A mais alta instância do Poder Judiciário do Brasil, o Supremo Tribunal Federal (STF) [VIDEO], pode estar em maus-lençóis, a partir de uma decisão que pode vir a ser tomada pela segunda Turma da Suprema Corte, em meados do próximo mês de maio. Vale ressaltar que a Suprema Corte do país, geralmente, acaba sendo muito mal vista por parte majoritária da população brasileira e da sociedade civil organizada do país.

O STF é visto por muitos como uma Corte que não atende às reais expectativas da população, devido à lentidão para análise de processos que tratam de inquéritos relacionados a criminosos condenados e que detêm foro privilegiado no âmbito das investigações da força-tarefa da maior operação anticorrupção em toda a história contemporânea do Brasil e uma das maiores operações já desencadeadas em todo o mundo, a Operação Lava Jato [VIDEO], da Polícia Federal.

Vale lembrar que a Lava Jato é julgada em primeira instância no Paraná pelo juiz Sérgio Moro, a partir da 13ª Vara Criminal da Justiça Federal de Curitiba.

Caso Lula de volta a julgamento no Supremo

Num gesto visto com preocupação em se tratando da situação do ex-presidente da República Luiz Inácio Lula da Silva (PT), que cumpre prisão em regime fechado na Superintendência da Polícia Federal, em Curitiba, sede da Lava Jato no estado, o ministro relator de todos os casos relacionados à Lava Jato no Supremo Tribunal Federal (STF), Luiz Edson Fachin, encaminhou para análise da segunda Turma da Corte o recurso judicial impetrado pela defesa do ex-mandatário petista.
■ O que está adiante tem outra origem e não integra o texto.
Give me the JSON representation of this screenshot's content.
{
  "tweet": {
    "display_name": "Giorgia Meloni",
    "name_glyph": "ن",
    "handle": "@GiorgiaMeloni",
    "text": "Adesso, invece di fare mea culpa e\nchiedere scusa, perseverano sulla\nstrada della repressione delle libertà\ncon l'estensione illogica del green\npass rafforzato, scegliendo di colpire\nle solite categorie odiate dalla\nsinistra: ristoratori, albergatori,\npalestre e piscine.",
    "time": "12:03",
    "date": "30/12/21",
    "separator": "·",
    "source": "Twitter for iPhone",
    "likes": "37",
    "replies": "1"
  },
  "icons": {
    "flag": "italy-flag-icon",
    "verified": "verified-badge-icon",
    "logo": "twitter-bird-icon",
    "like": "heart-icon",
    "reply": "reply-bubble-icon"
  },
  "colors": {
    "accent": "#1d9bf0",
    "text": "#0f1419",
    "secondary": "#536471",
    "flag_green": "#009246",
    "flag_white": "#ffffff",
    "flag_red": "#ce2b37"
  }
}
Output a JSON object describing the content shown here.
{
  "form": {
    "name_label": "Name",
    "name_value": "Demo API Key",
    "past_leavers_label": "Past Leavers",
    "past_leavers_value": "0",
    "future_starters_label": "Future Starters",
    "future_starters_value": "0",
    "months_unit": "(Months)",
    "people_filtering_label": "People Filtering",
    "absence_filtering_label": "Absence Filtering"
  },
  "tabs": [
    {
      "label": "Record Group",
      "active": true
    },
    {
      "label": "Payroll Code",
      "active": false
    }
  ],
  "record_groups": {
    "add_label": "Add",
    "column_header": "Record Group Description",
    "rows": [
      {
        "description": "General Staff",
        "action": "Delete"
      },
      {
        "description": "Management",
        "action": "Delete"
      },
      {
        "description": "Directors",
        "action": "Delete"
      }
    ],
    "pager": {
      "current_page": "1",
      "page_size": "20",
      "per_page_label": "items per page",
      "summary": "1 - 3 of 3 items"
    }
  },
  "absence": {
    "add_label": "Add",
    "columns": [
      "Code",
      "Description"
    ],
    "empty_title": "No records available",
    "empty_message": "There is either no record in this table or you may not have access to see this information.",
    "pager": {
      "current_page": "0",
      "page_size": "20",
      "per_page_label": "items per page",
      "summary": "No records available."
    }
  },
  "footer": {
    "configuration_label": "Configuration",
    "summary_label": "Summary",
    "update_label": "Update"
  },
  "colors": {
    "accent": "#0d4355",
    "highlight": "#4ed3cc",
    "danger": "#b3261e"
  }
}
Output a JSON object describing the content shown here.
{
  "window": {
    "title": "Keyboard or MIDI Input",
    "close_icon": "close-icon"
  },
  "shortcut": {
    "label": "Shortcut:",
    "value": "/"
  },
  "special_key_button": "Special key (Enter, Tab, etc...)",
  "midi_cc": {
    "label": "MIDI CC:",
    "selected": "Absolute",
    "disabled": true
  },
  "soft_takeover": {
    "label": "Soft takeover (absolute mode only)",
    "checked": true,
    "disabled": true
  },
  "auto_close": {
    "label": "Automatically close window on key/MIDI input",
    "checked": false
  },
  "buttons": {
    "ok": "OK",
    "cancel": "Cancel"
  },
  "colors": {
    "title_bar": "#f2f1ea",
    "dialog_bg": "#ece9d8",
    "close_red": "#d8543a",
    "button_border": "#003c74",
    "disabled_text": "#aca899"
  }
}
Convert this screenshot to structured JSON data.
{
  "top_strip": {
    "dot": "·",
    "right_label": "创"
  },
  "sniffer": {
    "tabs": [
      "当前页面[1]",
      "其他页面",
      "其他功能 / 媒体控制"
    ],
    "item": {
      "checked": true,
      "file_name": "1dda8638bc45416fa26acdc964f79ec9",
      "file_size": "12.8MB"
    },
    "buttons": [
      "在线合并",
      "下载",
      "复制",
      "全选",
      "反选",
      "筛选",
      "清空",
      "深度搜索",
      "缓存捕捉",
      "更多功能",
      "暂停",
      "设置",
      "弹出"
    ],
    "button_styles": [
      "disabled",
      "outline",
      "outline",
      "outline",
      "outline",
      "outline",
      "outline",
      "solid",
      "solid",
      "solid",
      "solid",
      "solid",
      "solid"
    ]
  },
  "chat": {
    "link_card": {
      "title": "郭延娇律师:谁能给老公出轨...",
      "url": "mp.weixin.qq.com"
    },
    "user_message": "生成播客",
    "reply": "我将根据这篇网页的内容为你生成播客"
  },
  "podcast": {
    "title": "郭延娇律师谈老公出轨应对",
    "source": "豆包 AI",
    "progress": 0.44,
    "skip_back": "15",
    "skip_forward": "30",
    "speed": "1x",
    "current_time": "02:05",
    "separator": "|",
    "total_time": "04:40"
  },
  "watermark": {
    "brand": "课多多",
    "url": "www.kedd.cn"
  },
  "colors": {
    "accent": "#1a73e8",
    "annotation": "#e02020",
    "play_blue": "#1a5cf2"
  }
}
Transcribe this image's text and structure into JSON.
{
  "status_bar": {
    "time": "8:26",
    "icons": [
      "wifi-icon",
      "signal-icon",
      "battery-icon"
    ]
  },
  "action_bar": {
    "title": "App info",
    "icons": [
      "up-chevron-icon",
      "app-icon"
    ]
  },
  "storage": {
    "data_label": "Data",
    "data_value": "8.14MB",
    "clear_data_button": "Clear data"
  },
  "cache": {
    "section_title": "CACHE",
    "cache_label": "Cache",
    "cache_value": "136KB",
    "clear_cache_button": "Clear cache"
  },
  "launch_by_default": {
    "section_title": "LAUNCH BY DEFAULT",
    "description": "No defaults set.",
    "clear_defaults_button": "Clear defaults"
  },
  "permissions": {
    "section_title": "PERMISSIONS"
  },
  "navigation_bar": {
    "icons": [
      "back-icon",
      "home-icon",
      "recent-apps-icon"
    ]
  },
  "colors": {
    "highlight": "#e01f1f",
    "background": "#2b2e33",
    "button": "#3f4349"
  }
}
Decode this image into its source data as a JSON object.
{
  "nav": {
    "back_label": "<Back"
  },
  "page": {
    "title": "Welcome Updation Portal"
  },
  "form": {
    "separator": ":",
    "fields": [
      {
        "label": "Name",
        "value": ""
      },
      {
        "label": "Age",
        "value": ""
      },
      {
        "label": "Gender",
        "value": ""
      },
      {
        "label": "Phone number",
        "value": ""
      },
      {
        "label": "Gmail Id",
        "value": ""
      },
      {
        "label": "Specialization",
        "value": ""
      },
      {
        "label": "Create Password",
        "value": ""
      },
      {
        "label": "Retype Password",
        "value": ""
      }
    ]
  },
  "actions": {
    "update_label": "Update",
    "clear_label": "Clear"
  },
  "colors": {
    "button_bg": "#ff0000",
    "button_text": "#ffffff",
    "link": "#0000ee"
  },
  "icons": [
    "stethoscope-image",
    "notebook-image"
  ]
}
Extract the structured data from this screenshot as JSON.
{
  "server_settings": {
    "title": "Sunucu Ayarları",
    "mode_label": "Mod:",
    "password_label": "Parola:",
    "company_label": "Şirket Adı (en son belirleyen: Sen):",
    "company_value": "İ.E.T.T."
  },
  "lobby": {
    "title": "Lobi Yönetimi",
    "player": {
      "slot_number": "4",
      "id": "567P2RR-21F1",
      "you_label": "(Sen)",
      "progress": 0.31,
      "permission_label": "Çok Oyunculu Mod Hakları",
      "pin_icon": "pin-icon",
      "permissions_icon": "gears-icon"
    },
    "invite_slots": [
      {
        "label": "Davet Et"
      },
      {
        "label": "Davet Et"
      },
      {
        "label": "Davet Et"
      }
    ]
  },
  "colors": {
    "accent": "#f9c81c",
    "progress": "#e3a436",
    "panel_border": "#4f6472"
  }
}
É em relação à decretação de prisão do petista determinada pelo juiz federal Sérgio Moro. O ministro Luiz Edson Fachin decidiu remeter à segunda Turma da Corte esse recurso específico, que ainda não possui um prazo específico para ser analisado.

Entretanto, conforme decisão do ministro relator, o recurso judicial será analisado por meio do Plenário virtual da Segunda Turma e não através de uma sessão presencial do Tribunal.

Porém, dependendo da decisão a ser tomada pelos ministros da Segunda Turma do Supremo, uma situação exponencialmente complicada pode ser alcançada e o STF pode incendiar o país, se livrar Lula da cadeia.

Vale lembrar que os ministros da Suprema Corte que fazem parte da segunda Turma do STF, além do ministro relator Luiz Edson Fachin, são: Gilmar Mendes, Ricardo Lewandowski, José Antonio Dias Toffoli e Celso de Mello. Excluindo-se Fachin, todos os ministros foram responsáveis por proferir votos favoráveis ao julgamento do habeas corpus preventivo impetrado pela defesa do ex-presidente.

A votação, porém, culminou na derrota de Lula pelo placar apertado de seis votos a cinco, contra a concessão do habeas corpus. O resultado da votação naquela ocasião culminou na prisão de Lula e regime fechado para cumprimento de pena de 12 anos e um mês de cadeia, por crimes de lavagem de dinheiro e corrupção passiva.